Despite saying that he is not merely advocating Christian marriage, his argument ultimately seems to rely on an (evangelical) Christian conception of it and of gender roles. I agree that Parliament has no warrant to define what that conception should be, nor what Pagan marriage or Quaker marriage should be (the fact that Parliament would prevent religious ministers from marrying two people of the same sex is a similarly unwarranted intervention). Let us have a civil conception of marriage based on public reason, and let everyone else do as they like: evangelicals can choose to marry only straight non-divorcees, Quakers can marry gays, and so on, in separate ceremonies, with only the civil marriage being recognised in law, and no compulsion on ministers of religion from equality laws.
The Bible has much more to say on divorce and remarriage than it does on homosexuality. Ignoring the vexed question about what exactly the Bible does say about homosexuality (and the assumption implicit in the idea of “what the Bible says“, namely that the Bible is a unitary document which is to be read in the way evangelicals do), the New Testament statements on divorce are clearly and directly against both divorce and marrying a divorcee. Jesus describes the latter as adultery in all of the synoptic gospels. St Paul explicitly states that divorcees must not remarry.
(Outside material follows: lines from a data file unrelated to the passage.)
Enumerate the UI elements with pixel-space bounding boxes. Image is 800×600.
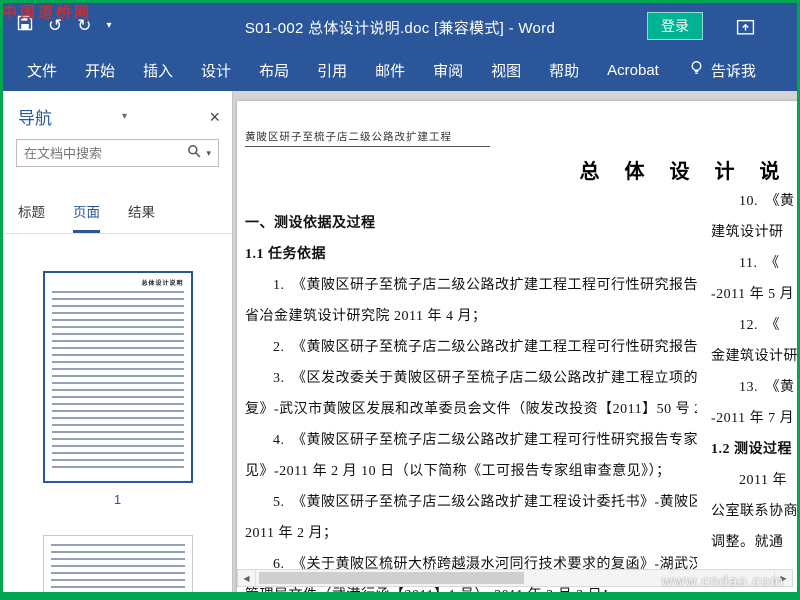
document-search-box[interactable]: ▾ xyxy=(16,139,219,167)
text-line: 省冶金建筑设计研究院 2011 年 4 月； xyxy=(245,309,487,324)
page-header-text: 黄陂区研子至梳子店二级公路改扩建工程 xyxy=(245,129,490,147)
navigation-options-dropdown-icon[interactable]: ▾ xyxy=(122,111,127,122)
navigation-pane: 导航 ▾ × ▾ 标题页面结果 总体设计说明 xyxy=(3,91,233,592)
text-line: 2. 《黄陂区研子至梳子店二级公路改扩建工程工程可行性研究报告》批复； xyxy=(273,340,697,355)
tell-me-box[interactable]: 告诉我 xyxy=(689,60,756,81)
text-line: 10. 《黄 xyxy=(739,194,795,209)
text-line: 1. 《黄陂区研子至梳子店二级公路改扩建工程工程可行性研究报告》-广东 xyxy=(273,278,697,293)
text-line: 建筑设计研 xyxy=(711,225,784,240)
text-line: -2011 年 7 月 xyxy=(711,411,795,426)
document-columns: 一、测设依据及过程 1.1 任务依据 1. 《黄陂区研子至梳子店二级公路改扩建工程工… xyxy=(237,194,797,592)
text-line: -2011 年 5 月 xyxy=(711,287,795,302)
text-column-1: 一、测设依据及过程 1.1 任务依据 1. 《黄陂区研子至梳子店二级公路改扩建工程工… xyxy=(245,208,697,592)
navigation-tabs: 标题 页面 结果 xyxy=(3,167,232,234)
text-line: 2011 年 2 月； xyxy=(245,526,338,541)
text-line: 1.2 测设过程 xyxy=(711,442,792,457)
ribbon-tab[interactable]: Acrobat xyxy=(593,49,673,91)
word-window: ↺ ↻ ▾ S01-002 总体设计说明.doc [兼容模式] - Word 登… xyxy=(3,3,797,592)
thumbnail-text-lines xyxy=(50,544,185,592)
ribbon-tab-bar: 文件 开始 插入 设计 布局 引用 邮件 审阅 视图 帮助 Acrobat 告诉我 xyxy=(3,49,797,91)
navigation-tab[interactable]: 结果 xyxy=(128,201,155,233)
text-line: 13. 《黄 xyxy=(739,380,795,395)
page-header: 黄陂区研子至梳子店二级公路改扩建工程 xyxy=(237,101,797,147)
ribbon-display-options-icon[interactable] xyxy=(733,15,757,39)
text-line: 5. 《黄陂区研子至梳子店二级公路改扩建工程设计委托书》-黄陂区交通局 xyxy=(273,495,697,510)
sign-in-button[interactable]: 登录 xyxy=(647,12,703,40)
navigation-tab[interactable]: 页面 xyxy=(73,201,100,233)
ribbon-tab[interactable]: 引用 xyxy=(303,49,361,91)
navigation-header: 导航 ▾ × xyxy=(3,91,232,135)
document-page[interactable]: 黄陂区研子至梳子店二级公路改扩建工程 总 体 设 计 说 明 一、测设依据及过程… xyxy=(237,101,797,592)
lightbulb-icon xyxy=(689,60,704,80)
text-line: 1.1 任务依据 xyxy=(245,247,326,262)
text-line: 公室联系协商 xyxy=(711,504,797,519)
text-line: 3. 《区发改委关于黄陂区研子至梳子店二级公路改扩建工程立项的批 xyxy=(273,371,697,386)
search-options-dropdown-icon[interactable]: ▾ xyxy=(206,148,211,159)
ribbon-tabs: 文件 开始 插入 设计 布局 引用 邮件 审阅 视图 帮助 Acrobat xyxy=(13,49,673,91)
ribbon-tab[interactable]: 视图 xyxy=(477,49,535,91)
document-title: 总 体 设 计 说 明 xyxy=(579,161,798,183)
ribbon-tab[interactable]: 审阅 xyxy=(419,49,477,91)
ribbon-tab[interactable]: 邮件 xyxy=(361,49,419,91)
ribbon-tab[interactable]: 开始 xyxy=(71,49,129,91)
document-area: 黄陂区研子至梳子店二级公路改扩建工程 总 体 设 计 说 明 一、测设依据及过程… xyxy=(233,91,797,592)
tell-me-label: 告诉我 xyxy=(710,62,756,80)
text-line: 11. 《 xyxy=(739,256,780,271)
text-column-2: 10. 《黄建筑设计研 11. 《 -2011 年 5 月 12. 《金建筑设计研 13… xyxy=(711,186,797,592)
text-line: 12. 《 xyxy=(739,318,780,333)
horizontal-scrollbar[interactable]: ◀ ▶ xyxy=(237,569,793,587)
search-icon[interactable] xyxy=(187,144,201,163)
navigation-title: 导航 xyxy=(18,109,52,128)
scrollbar-thumb[interactable] xyxy=(259,572,524,584)
text-line: 调整。就通 xyxy=(711,535,784,550)
navigation-tab[interactable]: 标题 xyxy=(18,201,45,233)
text-line: 复》-武汉市黄陂区发展和改革委员会文件（陂发改投资【2011】50 号 2011… xyxy=(245,402,697,417)
scroll-left-icon[interactable]: ◀ xyxy=(238,570,256,586)
page-thumbnail-list: 总体设计说明 1 xyxy=(3,249,232,592)
scrollbar-track[interactable] xyxy=(256,570,774,586)
page-1-number: 1 xyxy=(113,492,122,507)
text-line: 4. 《黄陂区研子至梳子店二级公路改扩建工程可行性研究报告专家组审查意 xyxy=(273,433,697,448)
main-area: 导航 ▾ × ▾ 标题页面结果 总体设计说明 xyxy=(3,91,797,592)
ribbon-tab[interactable]: 帮助 xyxy=(535,49,593,91)
ribbon-tab[interactable]: 插入 xyxy=(129,49,187,91)
ribbon-tab[interactable]: 设计 xyxy=(187,49,245,91)
close-navigation-icon[interactable]: × xyxy=(209,108,220,126)
thumbnail-text-lines xyxy=(51,291,184,473)
search-input[interactable] xyxy=(24,145,188,161)
text-line: 金建筑设计研 xyxy=(711,349,797,364)
scroll-right-icon[interactable]: ▶ xyxy=(774,570,792,586)
thumbnail-title: 总体设计说明 xyxy=(141,281,184,287)
title-bar: ↺ ↻ ▾ S01-002 总体设计说明.doc [兼容模式] - Word 登… xyxy=(3,3,797,49)
text-line: 一、测设依据及过程 xyxy=(245,216,376,231)
page-1-thumbnail[interactable]: 总体设计说明 xyxy=(42,271,193,483)
ribbon-tab[interactable]: 布局 xyxy=(245,49,303,91)
page-2-thumbnail[interactable] xyxy=(42,535,193,592)
text-line: 见》-2011 年 2 月 10 日（以下简称《工可报告专家组审查意见》）； xyxy=(245,464,671,479)
ribbon-tab[interactable]: 文件 xyxy=(13,49,71,91)
text-line: 2011 年 xyxy=(739,473,787,488)
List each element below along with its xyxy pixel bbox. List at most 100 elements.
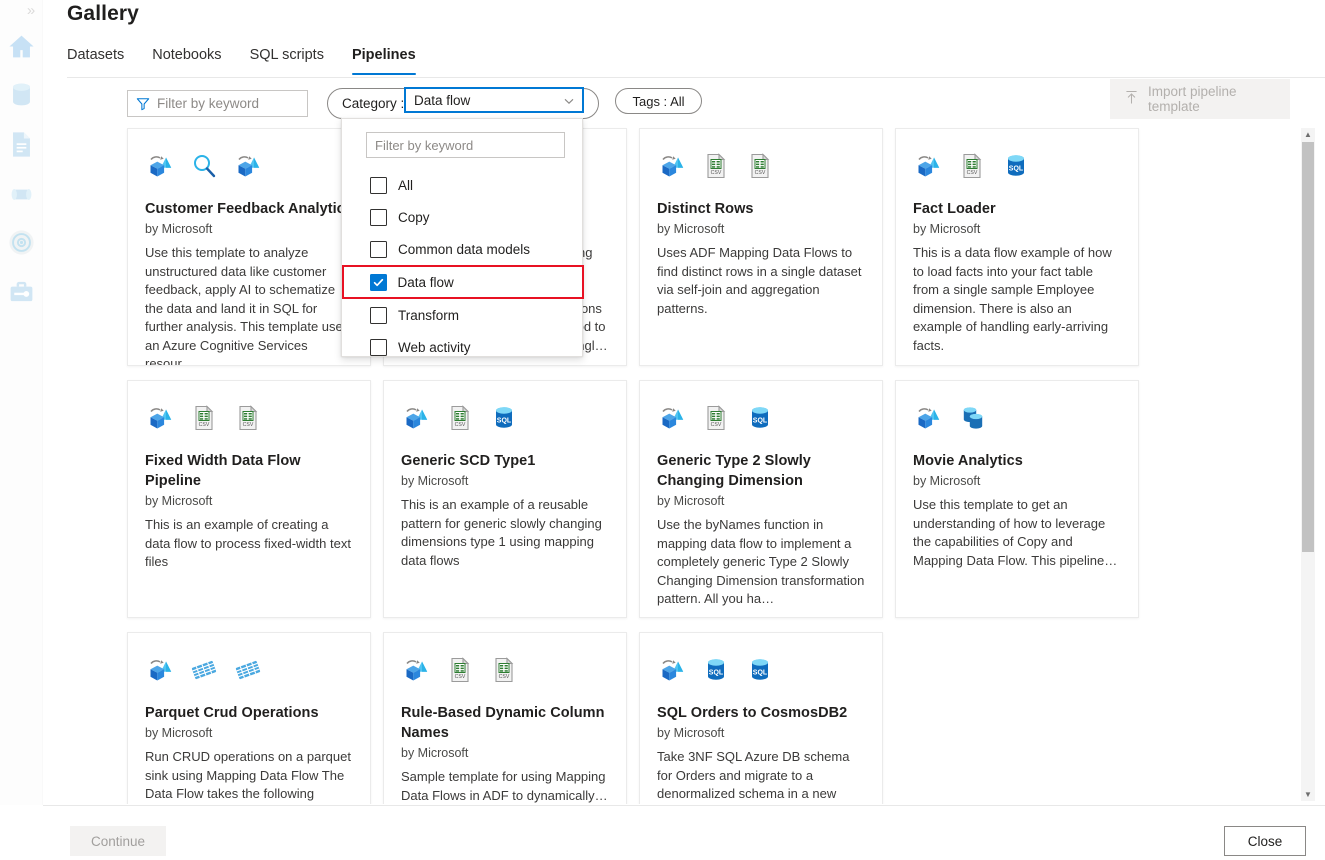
dataflow-icon	[657, 151, 687, 181]
svg-text:SQL: SQL	[1009, 166, 1024, 173]
dataflow-icon	[401, 655, 431, 685]
template-card[interactable]: CSVCSVRule-Based Dynamic Column Namesby …	[383, 632, 627, 804]
category-option-common-data-models[interactable]: Common data models	[342, 233, 584, 265]
keyword-filter-placeholder: Filter by keyword	[157, 96, 259, 111]
tab-pipelines[interactable]: Pipelines	[338, 45, 430, 75]
tab-notebooks[interactable]: Notebooks	[138, 45, 235, 75]
template-card[interactable]: Customer Feedback Analyticsby MicrosoftU…	[127, 128, 371, 366]
template-card[interactable]: CSVCSV Distinct Rows by Microsoft Uses ADF …	[639, 128, 883, 366]
template-card-description: Use the byNames function in mapping data…	[657, 516, 865, 609]
template-card-icons: CSV SQL	[657, 397, 865, 439]
dataflow-icon	[233, 151, 263, 181]
category-selected-value: Data flow	[414, 93, 470, 108]
scroll-down-arrow-icon[interactable]: ▼	[1301, 788, 1315, 801]
checkbox-icon[interactable]	[370, 307, 387, 324]
template-card-description: Run CRUD operations on a parquet sink us…	[145, 748, 353, 804]
import-pipeline-template-label: Import pipeline template	[1148, 84, 1290, 114]
monitor-icon	[7, 228, 36, 257]
tab-sql-scripts[interactable]: SQL scripts	[236, 45, 338, 75]
category-option-label: Copy	[398, 210, 430, 225]
tags-filter-button[interactable]: Tags : All	[615, 88, 702, 114]
csv-icon: CSV	[233, 403, 263, 433]
gallery-scrollbar[interactable]: ▲ ▼	[1301, 128, 1315, 801]
dataflow-icon	[657, 655, 687, 685]
scrollbar-thumb[interactable]	[1302, 142, 1314, 552]
category-option-transform[interactable]: Transform	[342, 299, 584, 331]
scroll-up-arrow-icon[interactable]: ▲	[1301, 128, 1315, 141]
sidebar-item-develop[interactable]	[7, 130, 36, 159]
template-card-icons: CSVCSV	[657, 145, 865, 187]
category-option-data-flow[interactable]: Data flow	[342, 265, 584, 299]
dataflow-icon	[145, 151, 175, 181]
category-option-all[interactable]: All	[342, 169, 584, 201]
search-icon	[189, 151, 219, 181]
template-card-title: Rule-Based Dynamic Column Names	[401, 703, 609, 743]
svg-text:SQL: SQL	[497, 418, 512, 425]
funnel-icon	[136, 97, 150, 111]
continue-button[interactable]: Continue	[70, 826, 166, 856]
template-card-title: Distinct Rows	[657, 199, 865, 219]
template-card-description: This is an example of a reusable pattern…	[401, 496, 609, 570]
checkbox-icon[interactable]	[370, 209, 387, 226]
template-card-icons	[913, 397, 1121, 439]
template-card[interactable]: CSV SQL Fact Loader by Microsoft This is a d…	[895, 128, 1139, 366]
template-card[interactable]: CSVSQLGeneric SCD Type1by MicrosoftThis …	[383, 380, 627, 618]
sidebar-item-integrate[interactable]	[7, 180, 36, 209]
import-pipeline-template-button[interactable]: Import pipeline template	[1110, 79, 1290, 119]
template-card-author: by Microsoft	[145, 726, 353, 740]
sidebar-item-data[interactable]	[7, 80, 36, 109]
template-card-title: SQL Orders to CosmosDB2	[657, 703, 865, 723]
sidebar-item-home[interactable]	[7, 32, 36, 61]
svg-text:SQL: SQL	[753, 418, 768, 425]
template-card-icons: CSV SQL	[913, 145, 1121, 187]
template-card-icons	[145, 649, 353, 691]
csv-icon: CSV	[701, 403, 731, 433]
checkbox-icon[interactable]	[370, 241, 387, 258]
template-card-title: Generic SCD Type1	[401, 451, 609, 471]
sidebar-item-manage[interactable]	[7, 277, 36, 306]
template-card-author: by Microsoft	[145, 494, 353, 508]
template-card[interactable]: Parquet Crud Operationsby MicrosoftRun C…	[127, 632, 371, 804]
template-card[interactable]: SQLSQLSQL Orders to CosmosDB2by Microsof…	[639, 632, 883, 804]
gallery-panel: Gallery Datasets Notebooks SQL scripts P…	[43, 0, 1325, 805]
template-card[interactable]: CSVSQLGeneric Type 2 Slowly Changing Dim…	[639, 380, 883, 618]
category-option-copy[interactable]: Copy	[342, 201, 584, 233]
template-card-title: Movie Analytics	[913, 451, 1121, 471]
category-dropdown-button[interactable]: Data flow	[404, 87, 584, 113]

There are a couple of exceptions to the rule: sexual malpractice of some kind (the Greek word which the New International Version translates as “marital unfaithfulness” here, and “sexual immorality” elsewhere, usually rendered “fornication” in the King James Version) and the case where a Christian has an unbelieving spouse and that spouse deserts the believer.
Nevertheless, my impression is that evangelical churches are more willing to re-marry divorcees (whether or not they would be subject to the exceptions mentioned above) than, say, Catholics are, while at the same time being steadfastly against gay marriage. I’ve been asking an evangelical about this on uk.religion.christian, after he made a statement which seemed to confirm my impression. He’s said some good things about repentance and forgiveness in regard to divorce, but hasn’t yet addressed the point that the second marriage itself is described as sinful by the Bible, so it’s hard to see how one can repent of a sin while one is doing it.
I think these churches are doing the right thing in letting compassion overrule “what the Bible says”, of course, but once you’ve done that, why not do it for the gays too? The reason why they don’t do that is, I cynically suspect, because they know what their members want: there are a lot more straight divorcees than there are gay people wanting to get married. As St Jack of Lewis pointed out, it’s very easy to condemn a sin to which you feel no particular temptation.